I walked into the office yesterday to a picture of Robin Williams with the headline reading, 'Robin Williams Dead at 63.' I couldn't process. I didn't process. I didn't understand how monumentally my world had changed in a matter of moments. I sat there for an hour trying to understand why I suddenly felt numb, a numbness brought on by the death of someone I had never met. I didn't know Robin Williams personally; I wasn't a family friend or a colleague. I was a fan. Never had I experienced the death of someone who had so profoundly influenced my life. I was numb. I didn't understand.

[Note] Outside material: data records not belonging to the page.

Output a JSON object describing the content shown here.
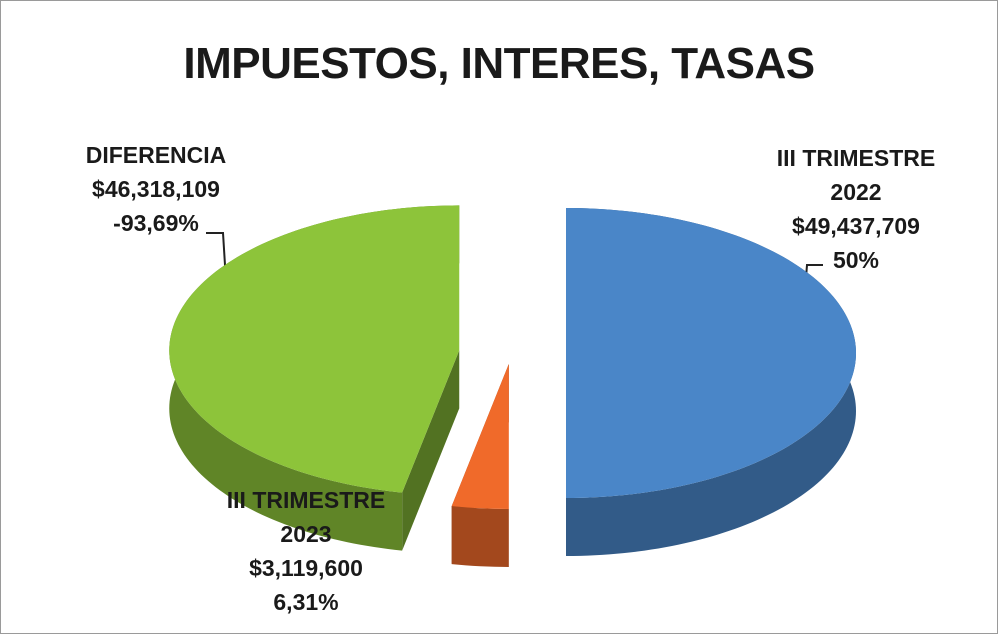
{
  "chart_data": {
    "type": "pie",
    "title": "IMPUESTOS, INTERES, TASAS",
    "categories": [
      "III TRIMESTRE 2022",
      "III TRIMESTRE 2023",
      "DIFERENCIA"
    ],
    "values": [
      49437709,
      3119600,
      46318109
    ],
    "value_labels": [
      "$49,437,709",
      "$3,119,600",
      "$46,318,109"
    ],
    "percents": [
      50,
      6.31,
      -93.69
    ],
    "percent_labels": [
      "50%",
      "6,31%",
      "-93,69%"
    ],
    "colors": [
      "#4a86c8",
      "#f06a2a",
      "#8dc43a"
    ]
  }
}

I spent the next hour trying to understand this feeling. I trolled through the twittersphere, reading the reactions from people who knew him. Millions of 140 character posts about Robin Williams the man, colleague, and friend. I came across from a tweet from Evan Rachel Wood and I finally understood what was happening. A picture and three small words had made it heartbreakingly clear what I, on a personal level, had lost with this man's passing...
...my childhood.
Growing up I was an only child; a 9-year old, painfully shy, girl muddling through her parents divorce. I made it through with a genie, an alien, a teacher, a boy who wouldn't grow up, a cross-dressing housekeeper, and a friend.
So with all do respect to the older and younger generations, you're not going to get it. You're not going to get why I'm mourning a man I've never met. You're not going to get why I feel as though my world will never be the same, and it won't. There wasn't a memory from my childhood, and there are very few to begin with, that didn't involve Robin Williams. I dragged 20 of my friends to see Jumanji for my 8th birthday. An elderly Scottish women got me through my parents divorce. And a big blue genie taught me that I could be anything I wanted to be, even royalty.
So my dear friend, I wish you peace and thank you for all the laughs. I owe you one.